Kali ini saya ingin bercerita tentang daun.
Kenapa tentang daun? Karena hanya saat musim gugur seperti sekarang, saya bisa menikmati pemandangan daun warna merah, kuning, oranye, coklat, yang indahnya melebihi hamparan permadani terindah di dunia.
Keindahan daun saat musim gugur tidak hanya menyihir orang biasa seperti saya.
Para penyair Jepang, dan tentunya juga dari berbagai belahan dunia, banyak menulis karya sastra terutama puisi, tentang betapa indahnya suasana musim gugur.
Indonesia memang negara tropis. Sehingga kita tidak bisa menikmati keindahan dedaunan saat musim gugur.
Akan tetapi, para penyair kita ternyata tertarik juga pada keindahan musim gugur lho.Â
Misalnya Chairil Anwar, pernah menerjemahkan puisi "Musim Gugur", karya Rainer Maria Rilke.
Begini cuplikannya.
yang kini tidak berumah, tidakkan menegak tiang
yang kini sendiri, 'kan lama tinggal sendiri,
'kan berjaga, membaca, menyurat panjang sekali,
dan akan pulang balik melalu gang
berjalan gelisah, jika daunan mengalun pergi.
Daun tidak hanya dinikmati warnanya, namun bisa jadi refleksi atas siklus kehidupan manusia.
Pucuk daun berwarna hijau muda saat tumbuh di musim semi, kemudian berubah menjadi hijau tua pada musim panas.

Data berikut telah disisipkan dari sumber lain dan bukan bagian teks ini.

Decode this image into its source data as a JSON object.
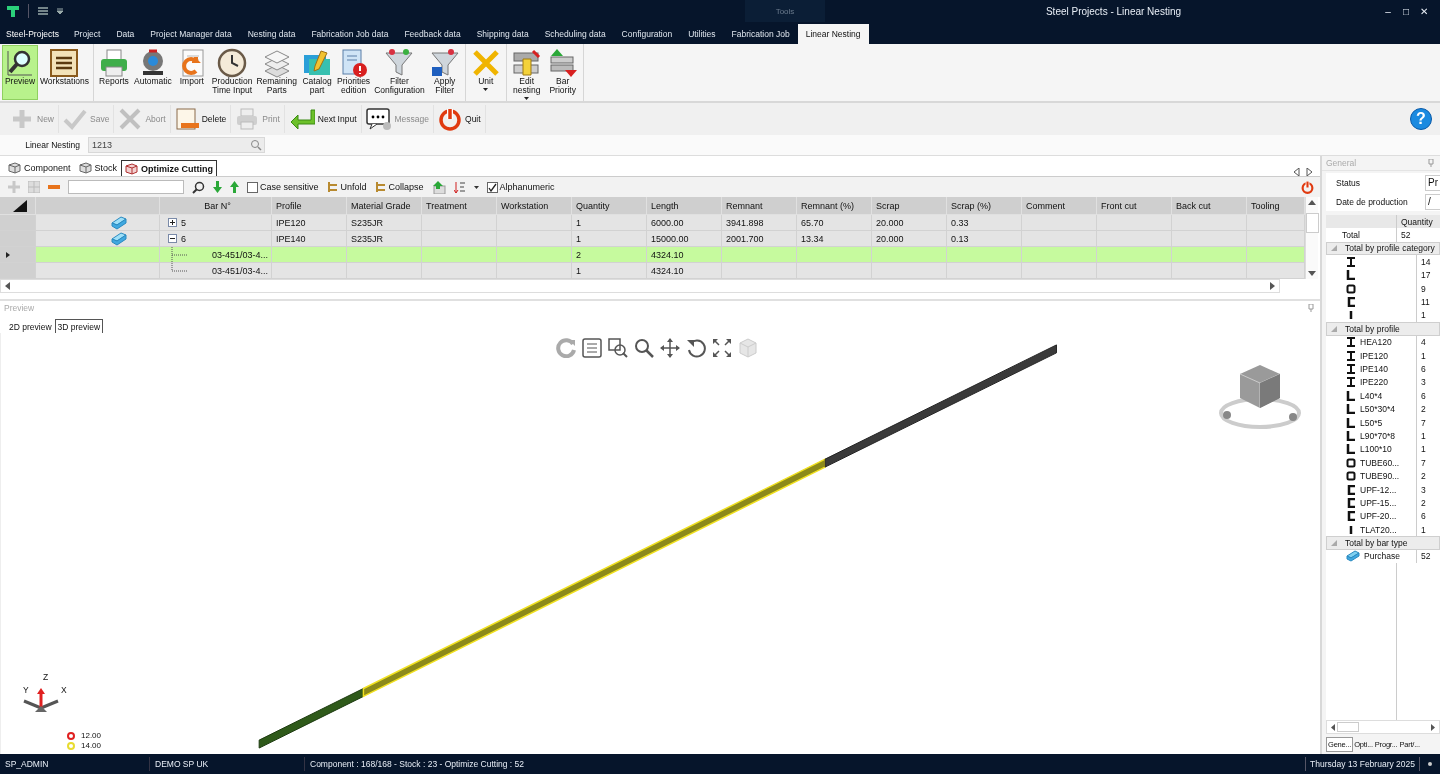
{
  "window": {
    "title": "Steel Projects - Linear Nesting",
    "context_label": "Tools",
    "controls": [
      "–",
      "□",
      "✕"
    ]
  },
  "menu_tabs": [
    {
      "label": "Steel-Projects",
      "selected": false
    },
    {
      "label": "Project",
      "selected": false
    },
    {
      "label": "Data",
      "selected": false
    },
    {
      "label": "Project Manager data",
      "selected": false
    },
    {
      "label": "Nesting data",
      "selected": false
    },
    {
      "label": "Fabrication Job data",
      "selected": false
    },
    {
      "label": "Feedback data",
      "selected": false
    },
    {
      "label": "Shipping data",
      "selected": false
    },
    {
      "label": "Scheduling data",
      "selected": false
    },
    {
      "label": "Configuration",
      "selected": false
    },
    {
      "label": "Utilities",
      "selected": false
    },
    {
      "label": "Fabrication Job",
      "selected": false
    },
    {
      "label": "Linear Nesting",
      "selected": true
    }
  ],
  "ribbon": [
    {
      "buttons": [
        {
          "lines": [
            "Preview"
          ],
          "selected": true
        },
        {
          "lines": [
            "Workstations"
          ],
          "selected": false
        }
      ]
    },
    {
      "buttons": [
        {
          "lines": [
            "Reports"
          ],
          "selected": false
        },
        {
          "lines": [
            "Automatic"
          ],
          "selected": false
        },
        {
          "lines": [
            "Import"
          ],
          "selected": false
        },
        {
          "lines": [
            "Production",
            "Time Input"
          ],
          "selected": false
        },
        {
          "lines": [
            "Remaining",
            "Parts"
          ],
          "selected": false
        },
        {
          "lines": [
            "Catalog",
            "part"
          ],
          "selected": false
        },
        {
          "lines": [
            "Priorities",
            "edition"
          ],
          "selected": false
        },
        {
          "lines": [
            "Filter",
            "Configuration"
          ],
          "selected": false
        },
        {
          "lines": [
            "Apply",
            "Filter"
          ],
          "selected": false
        }
      ]
    },
    {
      "buttons": [
        {
          "lines": [
            "Unit"
          ],
          "selected": false,
          "dropdown": true
        }
      ]
    },
    {
      "buttons": [
        {
          "lines": [
            "Edit",
            "nesting"
          ],
          "selected": false,
          "dropdown": true
        },
        {
          "lines": [
            "Bar",
            "Priority"
          ],
          "selected": false
        }
      ]
    }
  ],
  "toolbar": [
    {
      "label": "New",
      "disabled": true
    },
    {
      "label": "Save",
      "disabled": true
    },
    {
      "label": "Abort",
      "disabled": true
    },
    {
      "label": "Delete",
      "disabled": false
    },
    {
      "label": "Print",
      "disabled": true
    },
    {
      "label": "Next Input",
      "disabled": false
    },
    {
      "label": "Message",
      "disabled": true
    },
    {
      "label": "Quit",
      "disabled": false
    }
  ],
  "help": "?",
  "linear_nesting": {
    "label": "Linear Nesting",
    "value": "1213"
  },
  "tabs": [
    {
      "label": "Component",
      "selected": false
    },
    {
      "label": "Stock",
      "selected": false
    },
    {
      "label": "Optimize Cutting",
      "selected": true
    }
  ],
  "grid_toolbar": {
    "case_sensitive": {
      "label": "Case sensitive",
      "checked": false
    },
    "unfold": "Unfold",
    "collapse": "Collapse",
    "alphanumeric": {
      "label": "Alphanumeric",
      "checked": true
    }
  },
  "table": {
    "columns": [
      "Bar N°",
      "Profile",
      "Material Grade",
      "Treatment",
      "Workstation",
      "Quantity",
      "Length",
      "Remnant",
      "Remnant (%)",
      "Scrap",
      "Scrap (%)",
      "Comment",
      "Front cut",
      "Back cut",
      "Tooling"
    ],
    "rows": [
      {
        "bar_no": "5",
        "profile": "IPE120",
        "material_grade": "S235JR",
        "quantity": "1",
        "length": "6000.00",
        "remnant": "3941.898",
        "remnant_pct": "65.70",
        "scrap": "20.000",
        "scrap_pct": "0.33",
        "expanded": false,
        "selected": false
      },
      {
        "bar_no": "6",
        "profile": "IPE140",
        "material_grade": "S235JR",
        "quantity": "1",
        "length": "15000.00",
        "remnant": "2001.700",
        "remnant_pct": "13.34",
        "scrap": "20.000",
        "scrap_pct": "0.13",
        "expanded": true,
        "selected": false,
        "children": [
          {
            "bar_no": "03-451/03-4...",
            "quantity": "2",
            "length": "4324.10",
            "selected": true
          },
          {
            "bar_no": "03-451/03-4...",
            "quantity": "1",
            "length": "4324.10",
            "selected": false
          }
        ]
      }
    ]
  },
  "preview": {
    "title": "Preview",
    "tabs": [
      {
        "label": "2D preview",
        "selected": false
      },
      {
        "label": "3D preview",
        "selected": true
      }
    ],
    "axis_labels": {
      "x": "X",
      "y": "Y",
      "z": "Z"
    },
    "legend": [
      {
        "value": "12.00",
        "color": "#e02020"
      },
      {
        "value": "14.00",
        "color": "#e8dc30"
      }
    ]
  },
  "general": {
    "title": "General",
    "status": {
      "label": "Status",
      "value": "Pr"
    },
    "date": {
      "label": "Date de production",
      "value": "/"
    },
    "quantity_header": "Quantity",
    "total": {
      "label": "Total",
      "quantity": "52"
    },
    "groups": [
      {
        "label": "Total by profile category",
        "expanded": true,
        "children": [
          {
            "kind": "i-beam",
            "quantity": "14"
          },
          {
            "kind": "angle",
            "quantity": "17"
          },
          {
            "kind": "tube",
            "quantity": "9"
          },
          {
            "kind": "channel",
            "quantity": "11"
          },
          {
            "kind": "flat",
            "quantity": "1"
          }
        ]
      },
      {
        "label": "Total by profile",
        "expanded": true,
        "children": [
          {
            "kind": "i-beam",
            "name": "HEA120",
            "quantity": "4"
          },
          {
            "kind": "i-beam",
            "name": "IPE120",
            "quantity": "1"
          },
          {
            "kind": "i-beam",
            "name": "IPE140",
            "quantity": "6"
          },
          {
            "kind": "i-beam",
            "name": "IPE220",
            "quantity": "3"
          },
          {
            "kind": "angle",
            "name": "L40*4",
            "quantity": "6"
          },
          {
            "kind": "angle",
            "name": "L50*30*4",
            "quantity": "2"
          },
          {
            "kind": "angle",
            "name": "L50*5",
            "quantity": "7"
          },
          {
            "kind": "angle",
            "name": "L90*70*8",
            "quantity": "1"
          },
          {
            "kind": "angle",
            "name": "L100*10",
            "quantity": "1"
          },
          {
            "kind": "tube",
            "name": "TUBE60...",
            "quantity": "7"
          },
          {
            "kind": "tube",
            "name": "TUBE90...",
            "quantity": "2"
          },
          {
            "kind": "channel",
            "name": "UPF-12...",
            "quantity": "3"
          },
          {
            "kind": "channel",
            "name": "UPF-15...",
            "quantity": "2"
          },
          {
            "kind": "channel",
            "name": "UPF-20...",
            "quantity": "6"
          },
          {
            "kind": "flat",
            "name": "TLAT20...",
            "quantity": "1"
          }
        ]
      },
      {
        "label": "Total by bar type",
        "expanded": true,
        "children": [
          {
            "kind": "bar",
            "name": "Purchase",
            "quantity": "52"
          }
        ]
      }
    ],
    "bottom_tabs": [
      {
        "label": "Gene...",
        "selected": true
      },
      {
        "label": "Opti...",
        "selected": false
      },
      {
        "label": "Progr...",
        "selected": false
      },
      {
        "label": "Part/...",
        "selected": false
      }
    ]
  },
  "status_bar": {
    "user": "SP_ADMIN",
    "database": "DEMO SP UK",
    "summary": "Component : 168/168 - Stock : 23 - Optimize Cutting : 52",
    "date": "Thursday 13 February 2025"
  }
}
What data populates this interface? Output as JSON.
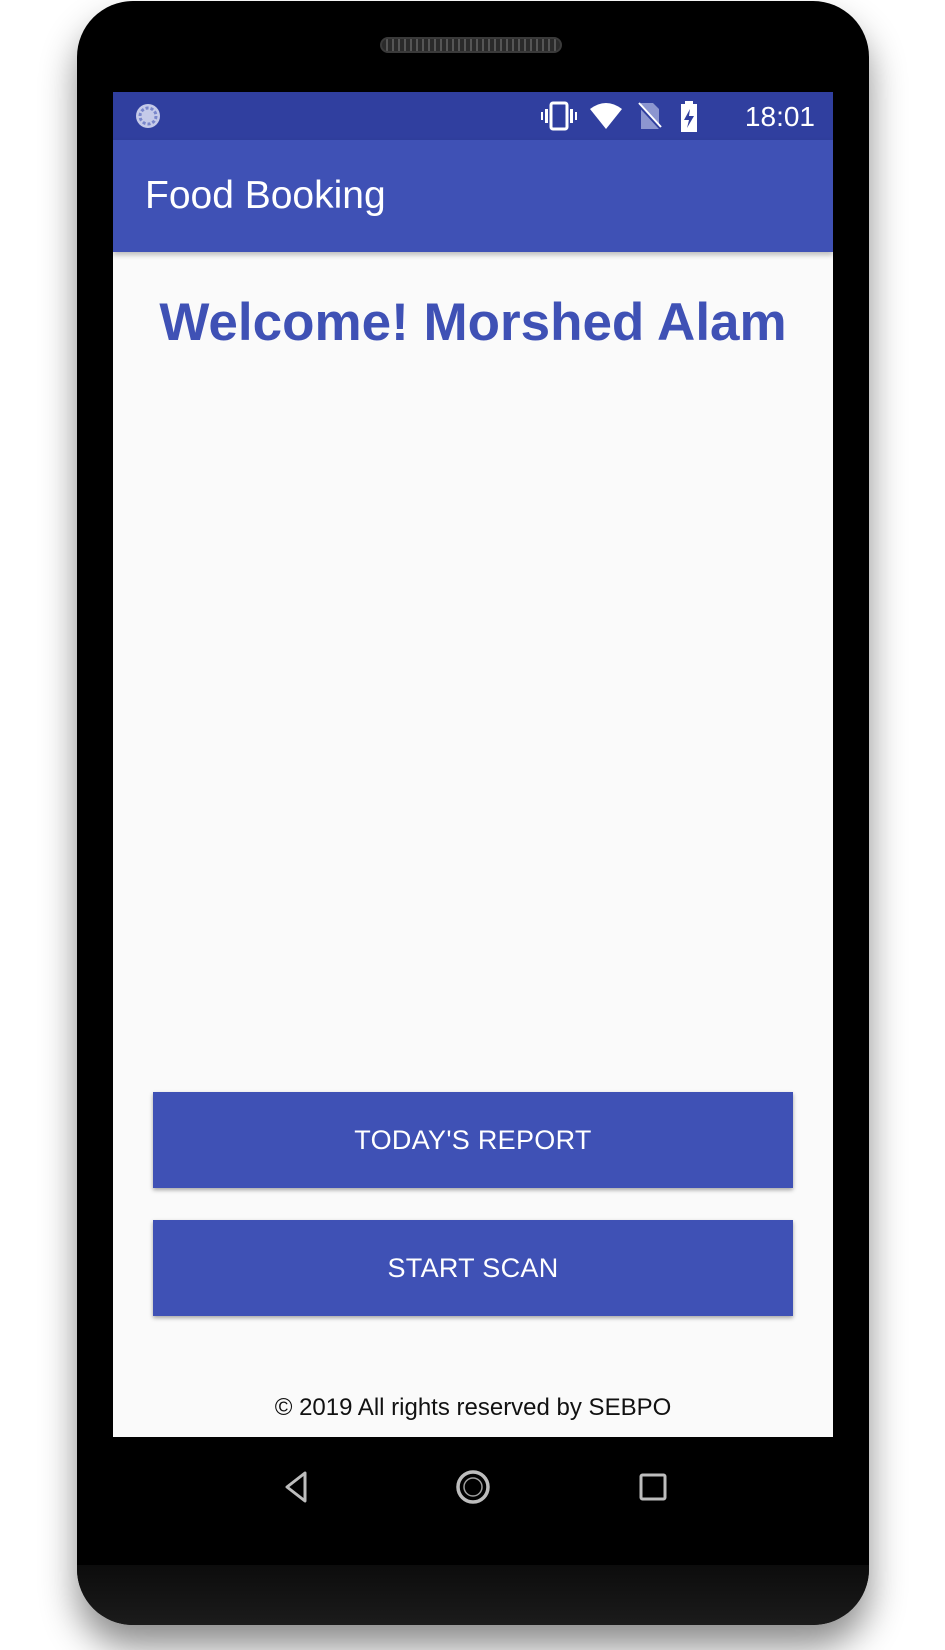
{
  "status_bar": {
    "time": "18:01",
    "icons": [
      "loading-icon",
      "vibrate-icon",
      "wifi-icon",
      "no-sim-icon",
      "battery-charging-icon"
    ]
  },
  "app_bar": {
    "title": "Food Booking"
  },
  "main": {
    "welcome_text": "Welcome! Morshed Alam",
    "report_button_label": "TODAY'S REPORT",
    "scan_button_label": "START SCAN"
  },
  "footer": {
    "text": "© 2019 All rights reserved by SEBPO"
  },
  "nav_bar": {
    "icons": [
      "back-icon",
      "home-icon",
      "recents-icon"
    ]
  },
  "colors": {
    "primary": "#3f51b5",
    "primary_dark": "#303f9f",
    "background": "#fafafa",
    "phone_body": "#000000"
  }
}
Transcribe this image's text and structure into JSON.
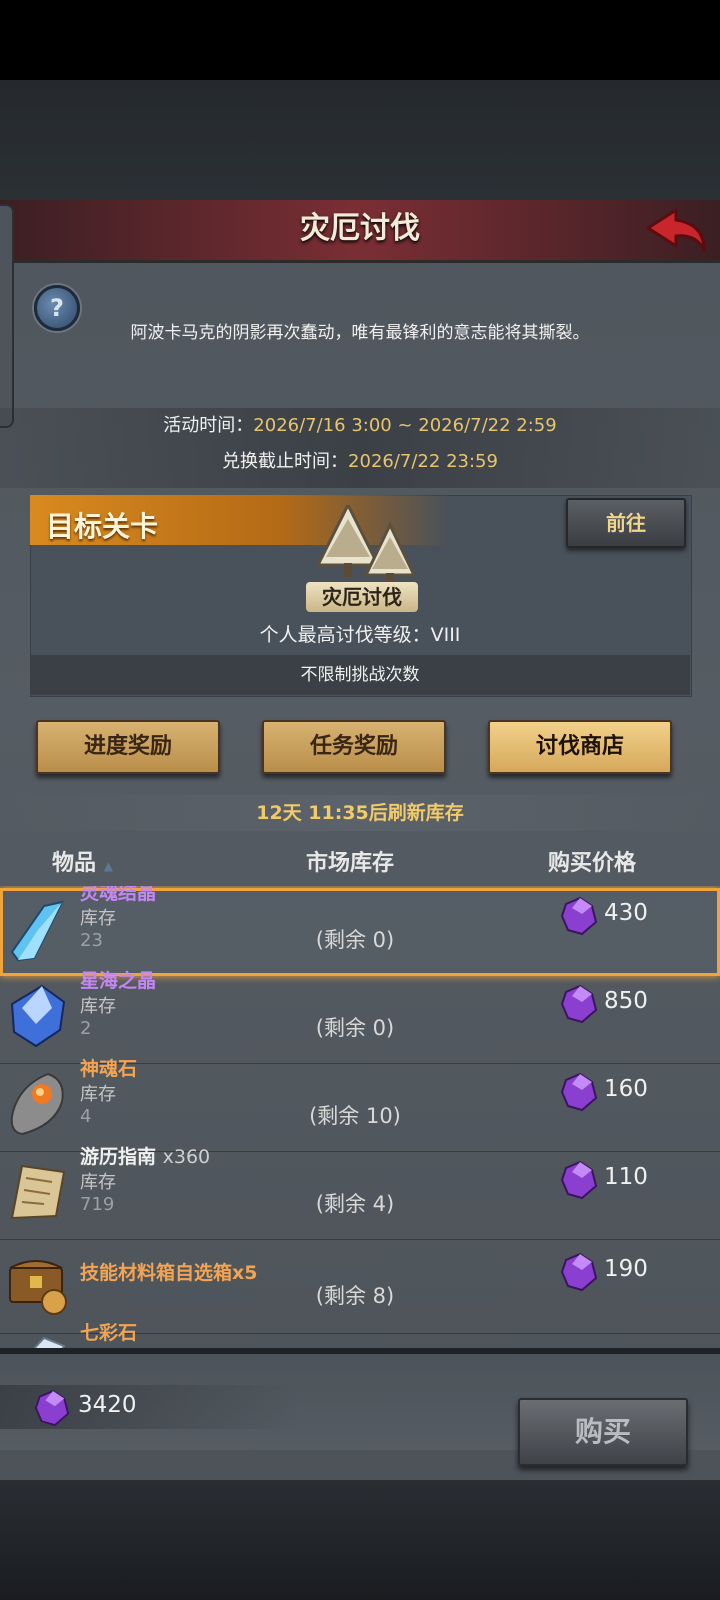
{
  "header": {
    "title": "灾厄讨伐"
  },
  "description": "阿波卡马克的阴影再次蠢动，唯有最锋利的意志能将其撕裂。",
  "schedule": {
    "activity_label": "活动时间：",
    "activity_value": "2026/7/16 3:00 ~ 2026/7/22 2:59",
    "exchange_label": "兑换截止时间：",
    "exchange_value": "2026/7/22 23:59"
  },
  "target": {
    "banner": "目标关卡",
    "goto_label": "前往",
    "stage_name": "灾厄讨伐",
    "level_text": "个人最高讨伐等级：VIII",
    "limit_text": "不限制挑战次数"
  },
  "tabs": [
    {
      "label": "进度奖励",
      "active": false
    },
    {
      "label": "任务奖励",
      "active": false
    },
    {
      "label": "讨伐商店",
      "active": true
    }
  ],
  "refresh_text": "12天 11:35后刷新库存",
  "columns": {
    "item": "物品",
    "stock": "市场库存",
    "price": "购买价格"
  },
  "items": [
    {
      "name": "灵魂结晶",
      "qty": "",
      "stock_label": "库存",
      "stock": "23",
      "remaining": "(剩余 0)",
      "price": "430",
      "rarity": "purple",
      "icon": "blue-crystal-icon",
      "selected": true
    },
    {
      "name": "星海之晶",
      "qty": "",
      "stock_label": "库存",
      "stock": "2",
      "remaining": "(剩余 0)",
      "price": "850",
      "rarity": "purple",
      "icon": "star-crystal-icon",
      "selected": false
    },
    {
      "name": "神魂石",
      "qty": "",
      "stock_label": "库存",
      "stock": "4",
      "remaining": "(剩余 10)",
      "price": "160",
      "rarity": "orange",
      "icon": "soul-stone-icon",
      "selected": false
    },
    {
      "name": "游历指南",
      "qty": "x360",
      "stock_label": "库存",
      "stock": "719",
      "remaining": "(剩余 4)",
      "price": "110",
      "rarity": "white",
      "icon": "scroll-map-icon",
      "selected": false
    },
    {
      "name": "技能材料箱自选箱x5",
      "qty": "",
      "stock_label": "",
      "stock": "",
      "remaining": "(剩余 8)",
      "price": "190",
      "rarity": "orange",
      "icon": "treasure-chest-icon",
      "selected": false
    },
    {
      "name": "七彩石",
      "qty": "",
      "stock_label": "",
      "stock": "",
      "remaining": "",
      "price": "",
      "rarity": "orange",
      "icon": "rainbow-stone-icon",
      "selected": false
    }
  ],
  "footer": {
    "balance": "3420",
    "buy_label": "购买"
  },
  "colors": {
    "accent_gold": "#f1ca6a",
    "rarity_purple": "#c486f2",
    "rarity_orange": "#f2a453",
    "selection": "#f0a43a",
    "currency": "#8a3fd0"
  }
}
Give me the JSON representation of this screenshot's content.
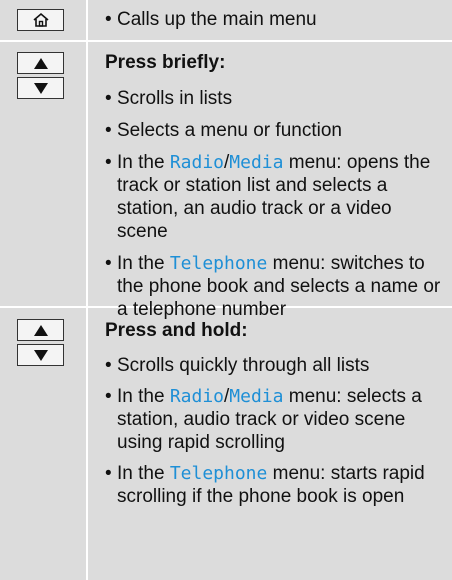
{
  "accent_color": "#1e8fd6",
  "rows": [
    {
      "key_icon": "home-icon",
      "bullet": "Calls up the main menu"
    },
    {
      "key_icons": [
        "arrow-up-icon",
        "arrow-down-icon"
      ],
      "heading": "Press briefly:",
      "items": [
        {
          "text": "Scrolls in lists"
        },
        {
          "text": "Selects a menu or function"
        },
        {
          "pre": "In the ",
          "m1": "Radio",
          "slash": "/",
          "m2": "Media",
          "post": " menu: opens the track or station list and selects a station, an audio track or a video scene"
        },
        {
          "pre": "In the ",
          "m1": "Telephone",
          "post": " menu: switches to the phone book and selects a name or a telephone number"
        }
      ]
    },
    {
      "key_icons": [
        "arrow-up-icon",
        "arrow-down-icon"
      ],
      "heading": "Press and hold:",
      "items": [
        {
          "text": "Scrolls quickly through all lists"
        },
        {
          "pre": "In the ",
          "m1": "Radio",
          "slash": "/",
          "m2": "Media",
          "post": " menu: selects a station, audio track or video scene using rapid scrolling"
        },
        {
          "pre": "In the ",
          "m1": "Telephone",
          "post": " menu: starts rapid scrolling if the phone book is open"
        }
      ]
    }
  ]
}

Seperti juga manusia, lahir sebagai bayi, kemudian tumbuh menjadi remaja dan dewasa.
Seiring bergantinya waktu ke musim gugur, daun pun berubah warna menjadi kuning, kemudian merah.
Akhirnya warna menjadi kecoklatan, dan daun menjadi kering. Kemudian daun jatuh, hilang terbawa angin maupun ditelan bumi, bersamaan dengan berjalannya waktu.
Begitu juga manusia. Dengan bertambahnya umur, maka orang menjadi tua dan lemah. Dalam perjalanan hidup, kadang dia mengalami kegelisanan. Akhirnya, pada suatu waktu manusia pergi menjadi debu.
Refleksi hidup ini juga bisa Anda simak pada cuplikan puisi.
Sebelum menulis lebih jauh, saya ingin bercerita sedikit tentang proses pergantian warna daun.
Elemen warna (pigmen) utama pada daun adalah krolofil dan karotenoid. Krorofil warnanya hijau, dan karotenoid berwarna kuning.
Pada musim semi dan panas, komponen krolofil berwarna hijau pekat lebih dominan terlihat. Saat seperti ini, pigmen karotenoid "tertutup" oleh komponen krolofil.
Akibatnya kita melihat daun hanya berwarna hijau, seperti juga Anda biasa lihat pada dedaunan pohon di Indonesia.
Saat musim gugur, cuaca berangsur menjadi dingin. Akibatnya, pergerakan air dan bahan mineral yang menjadi "makanan" pohon, menjadi lambat.
Pada waktu bersamaan, terbentuk lapisan antara daun dan batang pohon. Dimana semakin dingin suhu udara sekitar, lapisan yang terbentuk menjadi semakin tebal.
Ketebalan lapisan akhirnya menghambat asupan energi. Aliran zat makanan tidak bisa mengalir secara sempurna ke daun, sehingga pada satu sisi, komponen klorofil berwarna hijau, terurai.
Pada sisi lain, pigmen karotenoid berwarna kuning lebih terlihat karena krolofil yang "menghalanginya" berangsur hilang.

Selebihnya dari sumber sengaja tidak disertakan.